Blocking the really resourceful brutes: the time limit for max-src-conn-rate rule
Hi everyone, I don't know how many of you have noticed this, but my mailserver has become the victim of what seems to be a new kind of dictionary attack. I'm seeing connections from literally hundreds of different hosts, working as an evident botnet, that connect via ssh and try various passwords. While I'm not terribly concerned with the password strength of most users who have ssh access (it's not many either), I'm still very irritated by this. What makes this a challenge to stop or block is the fact that each specific host only attempts to connect once every 4-5 hours usually, though in rare instances, it will connect every 1.5-2 hours. What I've done this morning on the machine running pf to try and get this under control is setup a max-src-conn-rate rule of 2/4000, and setup a redirect from the firewall/router running openbsd/pf to the mailserver with a pass rule so that I don't get blocked out of it myself! (Though the mailserver is behind a router, it has a routable IP, making this option viable). My question is, will this seemingly HUGE time interval even work in pf? Has anyone else seen this sort of thing, and what have you done to mitigate this? For the record, I know about ssh keys, and it's in fact setup on other machines, but for various reasons, I can't enable it just yet on this one.
Re: Blocking the really resourceful brutes: the time limit for max-src-conn-rate rule
I don't know how many of you have noticed this, but my mailserver has become the victim of what seems to be a new kind of dictionary attack. I have not been paying much attention to your mailserver. ;-) Has anyone else seen this sort of thing, and what have you done to mitigate this? For the record, I know about ssh keys, and it's in fact setup on other machines, but for various reasons, I can't enable it just yet on this one. Security is always a trade-off. I've heard many reasons why keys don't work for various situations and very few of them make any sense. Whatever reason people say, it is really almost always a matter of very slight inconvenience. But ok, no keys for now... Do you really need to allow ssh through your firewall from everywhere in the world? Probably you don't. Allow it from where you need it and block elsewhere. Can you use authpf to only allow other ssh connections by authorized IPs? There are other ways, I'm sure. Pretty much all of the ways I like will have one thing in common: deny all by default and allow specific approved hosts/networks. The other way, the popular way, is to try to put individual hosts in a blacklist for bad behavior. There are too many script kiddies and zombie machines for that to be effective. -- Darrin Chandler| Phoenix BSD User Group | MetaBUG [EMAIL PROTECTED] | http://phxbug.org/ | http://metabug.org/ http://www.stilyagin.com/ | Daemons in the Desert | Global BUG Federation [demime 1.01d removed an attachment of type application/pgp-signature]

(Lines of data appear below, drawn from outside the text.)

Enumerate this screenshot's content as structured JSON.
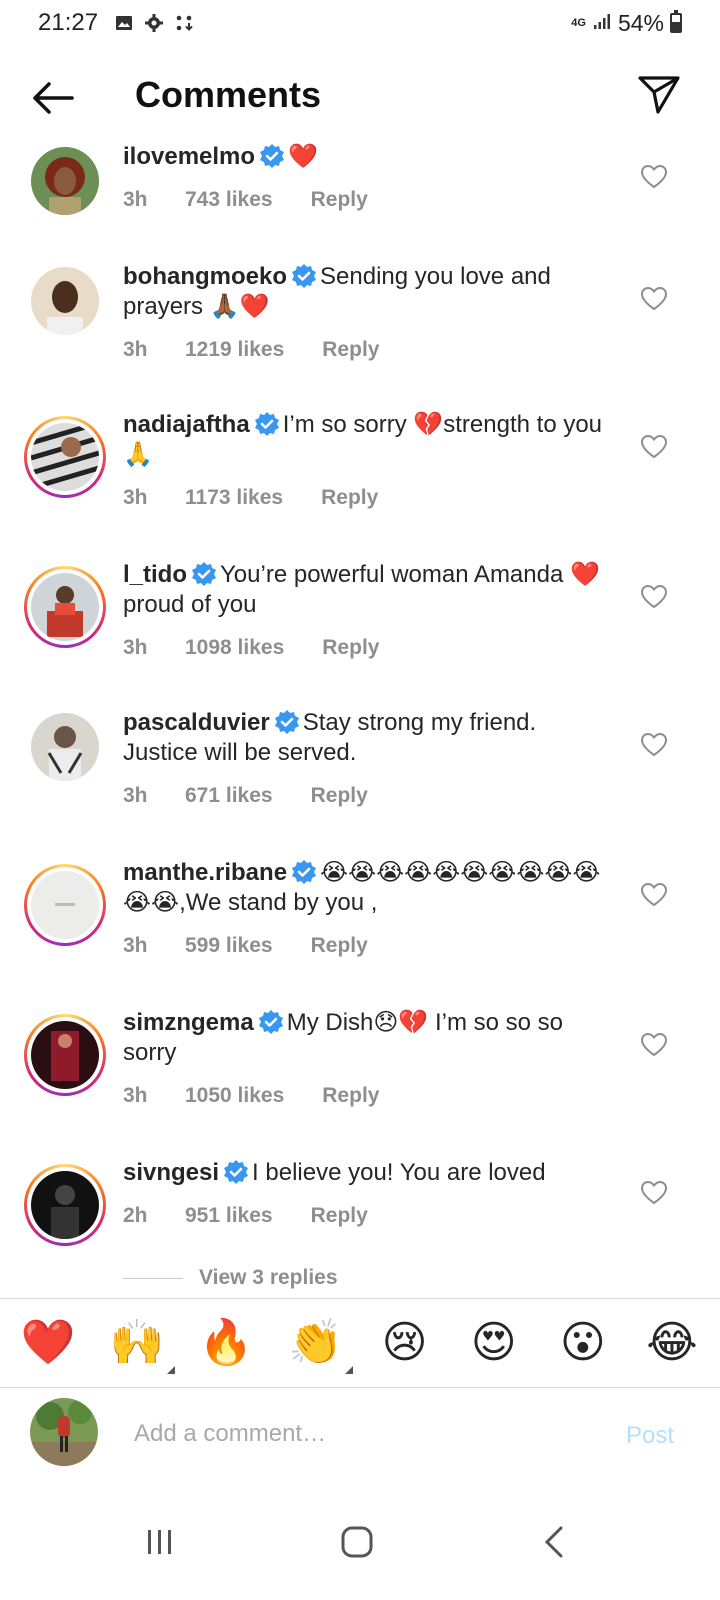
{
  "status_bar": {
    "time": "21:27",
    "network": "4G",
    "battery": "54%",
    "battery_level": 0.54
  },
  "header": {
    "title": "Comments"
  },
  "comments": [
    {
      "username": "ilovemelmo",
      "verified": true,
      "text": "❤️",
      "time": "3h",
      "likes": "743 likes",
      "reply": "Reply",
      "ring": false
    },
    {
      "username": "bohangmoeko",
      "verified": true,
      "text": "Sending you love and prayers 🙏🏾❤️",
      "time": "3h",
      "likes": "1219 likes",
      "reply": "Reply",
      "ring": false
    },
    {
      "username": "nadiajaftha",
      "verified": true,
      "text": "I’m so sorry 💔strength to you🙏",
      "time": "3h",
      "likes": "1173 likes",
      "reply": "Reply",
      "ring": true
    },
    {
      "username": "l_tido",
      "verified": true,
      "text": "You’re powerful woman Amanda ❤️ proud of you",
      "time": "3h",
      "likes": "1098 likes",
      "reply": "Reply",
      "ring": true
    },
    {
      "username": "pascalduvier",
      "verified": true,
      "text": "Stay strong my friend. Justice will be served.",
      "time": "3h",
      "likes": "671 likes",
      "reply": "Reply",
      "ring": false
    },
    {
      "username": "manthe.ribane",
      "verified": true,
      "text": "😭😭😭😭😭😭😭😭😭😭😭😭,We stand by you ,",
      "time": "3h",
      "likes": "599 likes",
      "reply": "Reply",
      "ring": true
    },
    {
      "username": "simzngema",
      "verified": true,
      "text": "My Dish😞💔 I’m so so so sorry",
      "time": "3h",
      "likes": "1050 likes",
      "reply": "Reply",
      "ring": true
    },
    {
      "username": "sivngesi",
      "verified": true,
      "text": "I believe you! You are loved",
      "time": "2h",
      "likes": "951 likes",
      "reply": "Reply",
      "ring": true
    }
  ],
  "view_replies": "View 3 replies",
  "emoji_bar": [
    "❤️",
    "🙌",
    "🔥",
    "👏",
    "😢",
    "😍",
    "😮",
    "😂"
  ],
  "input": {
    "placeholder": "Add a comment…",
    "post_label": "Post"
  },
  "colors": {
    "verified": "#3897f0",
    "heart": "#ed4956",
    "muted": "#8e8e8e",
    "post_disabled": "#b2dffc"
  }
}
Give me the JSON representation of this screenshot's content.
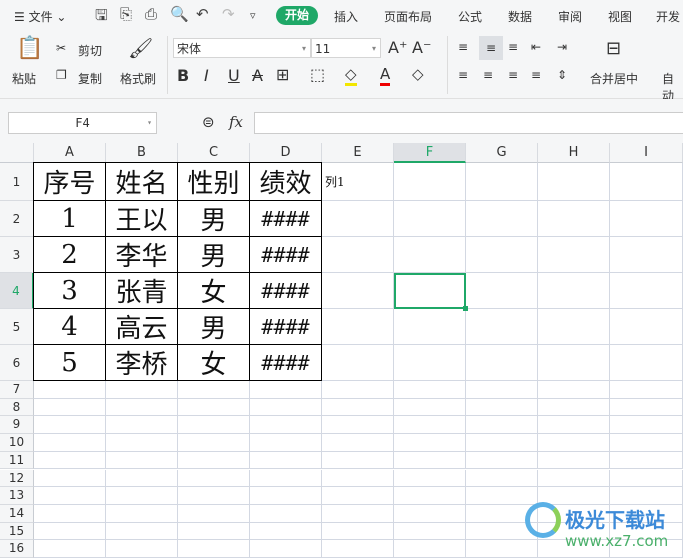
{
  "menu": {
    "file": "文件",
    "tabs": [
      "开始",
      "插入",
      "页面布局",
      "公式",
      "数据",
      "审阅",
      "视图",
      "开发"
    ]
  },
  "ribbon": {
    "paste": "粘贴",
    "cut": "剪切",
    "copy": "复制",
    "format_painter": "格式刷",
    "font": "宋体",
    "size": "11",
    "merge": "合并居中",
    "wrap": "自动"
  },
  "formula": {
    "namebox": "F4",
    "fx": "fx",
    "value": ""
  },
  "colors": {
    "accent": "#1fa868",
    "grid": "#d3d8e2"
  },
  "columns": [
    "A",
    "B",
    "C",
    "D",
    "E",
    "F",
    "G",
    "H",
    "I"
  ],
  "rows": [
    "1",
    "2",
    "3",
    "4",
    "5",
    "6",
    "7",
    "8",
    "9",
    "10",
    "11",
    "12",
    "13",
    "14",
    "15",
    "16"
  ],
  "table": {
    "header": [
      "序号",
      "姓名",
      "性别",
      "绩效"
    ],
    "rows": [
      [
        "1",
        "王以",
        "男",
        "####"
      ],
      [
        "2",
        "李华",
        "男",
        "####"
      ],
      [
        "3",
        "张青",
        "女",
        "####"
      ],
      [
        "4",
        "高云",
        "男",
        "####"
      ],
      [
        "5",
        "李桥",
        "女",
        "####"
      ]
    ]
  },
  "e1": "列1",
  "watermark": {
    "name": "极光下载站",
    "url": "www.xz7.com"
  }
}
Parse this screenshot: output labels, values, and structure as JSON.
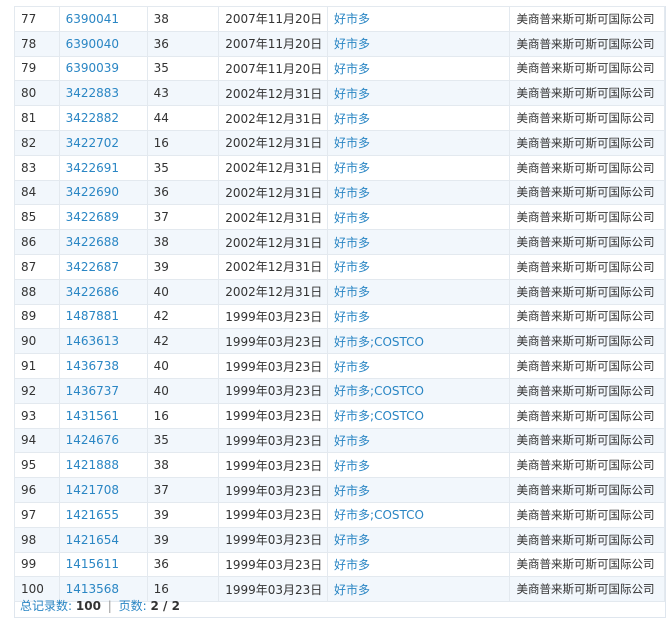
{
  "rows": [
    {
      "idx": "77",
      "reg_no": "6390041",
      "class": "38",
      "date": "2007年11月20日",
      "name": "好市多",
      "owner": "美商普来斯可斯可国际公司"
    },
    {
      "idx": "78",
      "reg_no": "6390040",
      "class": "36",
      "date": "2007年11月20日",
      "name": "好市多",
      "owner": "美商普来斯可斯可国际公司"
    },
    {
      "idx": "79",
      "reg_no": "6390039",
      "class": "35",
      "date": "2007年11月20日",
      "name": "好市多",
      "owner": "美商普来斯可斯可国际公司"
    },
    {
      "idx": "80",
      "reg_no": "3422883",
      "class": "43",
      "date": "2002年12月31日",
      "name": "好市多",
      "owner": "美商普来斯可斯可国际公司"
    },
    {
      "idx": "81",
      "reg_no": "3422882",
      "class": "44",
      "date": "2002年12月31日",
      "name": "好市多",
      "owner": "美商普来斯可斯可国际公司"
    },
    {
      "idx": "82",
      "reg_no": "3422702",
      "class": "16",
      "date": "2002年12月31日",
      "name": "好市多",
      "owner": "美商普来斯可斯可国际公司"
    },
    {
      "idx": "83",
      "reg_no": "3422691",
      "class": "35",
      "date": "2002年12月31日",
      "name": "好市多",
      "owner": "美商普来斯可斯可国际公司"
    },
    {
      "idx": "84",
      "reg_no": "3422690",
      "class": "36",
      "date": "2002年12月31日",
      "name": "好市多",
      "owner": "美商普来斯可斯可国际公司"
    },
    {
      "idx": "85",
      "reg_no": "3422689",
      "class": "37",
      "date": "2002年12月31日",
      "name": "好市多",
      "owner": "美商普来斯可斯可国际公司"
    },
    {
      "idx": "86",
      "reg_no": "3422688",
      "class": "38",
      "date": "2002年12月31日",
      "name": "好市多",
      "owner": "美商普来斯可斯可国际公司"
    },
    {
      "idx": "87",
      "reg_no": "3422687",
      "class": "39",
      "date": "2002年12月31日",
      "name": "好市多",
      "owner": "美商普来斯可斯可国际公司"
    },
    {
      "idx": "88",
      "reg_no": "3422686",
      "class": "40",
      "date": "2002年12月31日",
      "name": "好市多",
      "owner": "美商普来斯可斯可国际公司"
    },
    {
      "idx": "89",
      "reg_no": "1487881",
      "class": "42",
      "date": "1999年03月23日",
      "name": "好市多",
      "owner": "美商普来斯可斯可国际公司"
    },
    {
      "idx": "90",
      "reg_no": "1463613",
      "class": "42",
      "date": "1999年03月23日",
      "name": "好市多;COSTCO",
      "owner": "美商普来斯可斯可国际公司"
    },
    {
      "idx": "91",
      "reg_no": "1436738",
      "class": "40",
      "date": "1999年03月23日",
      "name": "好市多",
      "owner": "美商普来斯可斯可国际公司"
    },
    {
      "idx": "92",
      "reg_no": "1436737",
      "class": "40",
      "date": "1999年03月23日",
      "name": "好市多;COSTCO",
      "owner": "美商普来斯可斯可国际公司"
    },
    {
      "idx": "93",
      "reg_no": "1431561",
      "class": "16",
      "date": "1999年03月23日",
      "name": "好市多;COSTCO",
      "owner": "美商普来斯可斯可国际公司"
    },
    {
      "idx": "94",
      "reg_no": "1424676",
      "class": "35",
      "date": "1999年03月23日",
      "name": "好市多",
      "owner": "美商普来斯可斯可国际公司"
    },
    {
      "idx": "95",
      "reg_no": "1421888",
      "class": "38",
      "date": "1999年03月23日",
      "name": "好市多",
      "owner": "美商普来斯可斯可国际公司"
    },
    {
      "idx": "96",
      "reg_no": "1421708",
      "class": "37",
      "date": "1999年03月23日",
      "name": "好市多",
      "owner": "美商普来斯可斯可国际公司"
    },
    {
      "idx": "97",
      "reg_no": "1421655",
      "class": "39",
      "date": "1999年03月23日",
      "name": "好市多;COSTCO",
      "owner": "美商普来斯可斯可国际公司"
    },
    {
      "idx": "98",
      "reg_no": "1421654",
      "class": "39",
      "date": "1999年03月23日",
      "name": "好市多",
      "owner": "美商普来斯可斯可国际公司"
    },
    {
      "idx": "99",
      "reg_no": "1415611",
      "class": "36",
      "date": "1999年03月23日",
      "name": "好市多",
      "owner": "美商普来斯可斯可国际公司"
    },
    {
      "idx": "100",
      "reg_no": "1413568",
      "class": "16",
      "date": "1999年03月23日",
      "name": "好市多",
      "owner": "美商普来斯可斯可国际公司"
    }
  ],
  "footer": {
    "total_label": "总记录数:",
    "total_value": "100",
    "separator": "|",
    "pages_label": "页数:",
    "pages_value": "2 / 2"
  },
  "colors": {
    "link": "#2a86c4",
    "row_alt": "#f2f7fc",
    "border": "#e3e9ef"
  }
}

Re: Blocking the really resourceful brutes: the time limit for max-src-conn-rate rule
can't you map ssh to a high port on the firewall? that way your clients are the only ones that know the port. If a botnet manages to find the port you can always change it to another one and inform your clients. On Nov 29, 2008, at 16:37, Sandro wrote: Hi everyone, I don't know how many of you have noticed this, but my mailserver has become the victim of what seems to be a new kind of dictionary attack. I'm seeing connections from literally hundreds of different hosts, working as an evident botnet, that connect via ssh and try various passwords. While I'm not terribly concerned with the password strength of most users who have ssh access (it's not many either), I'm still very irritated by this. What makes this a challenge to stop or block is the fact that each specific host only attempts to connect once every 4-5 hours usually, though in rare instances, it will connect every 1.5-2 hours. What I've done this morning on the machine running pf to try and get this under control is setup a max-src-conn-rate rule of 2/4000, and setup a redirect from the firewall/router running openbsd/pf to the mailserver with a pass rule so that I don't get blocked out of it myself! (Though the mailserver is behind a router, it has a routable IP, making this option viable). My question is, will this seemingly HUGE time interval even work in pf? Has anyone else seen this sort of thing, and what have you done to mitigate this? For the record, I know about ssh keys, and it's in fact setup on other machines, but for various reasons, I can't enable it just yet on this one.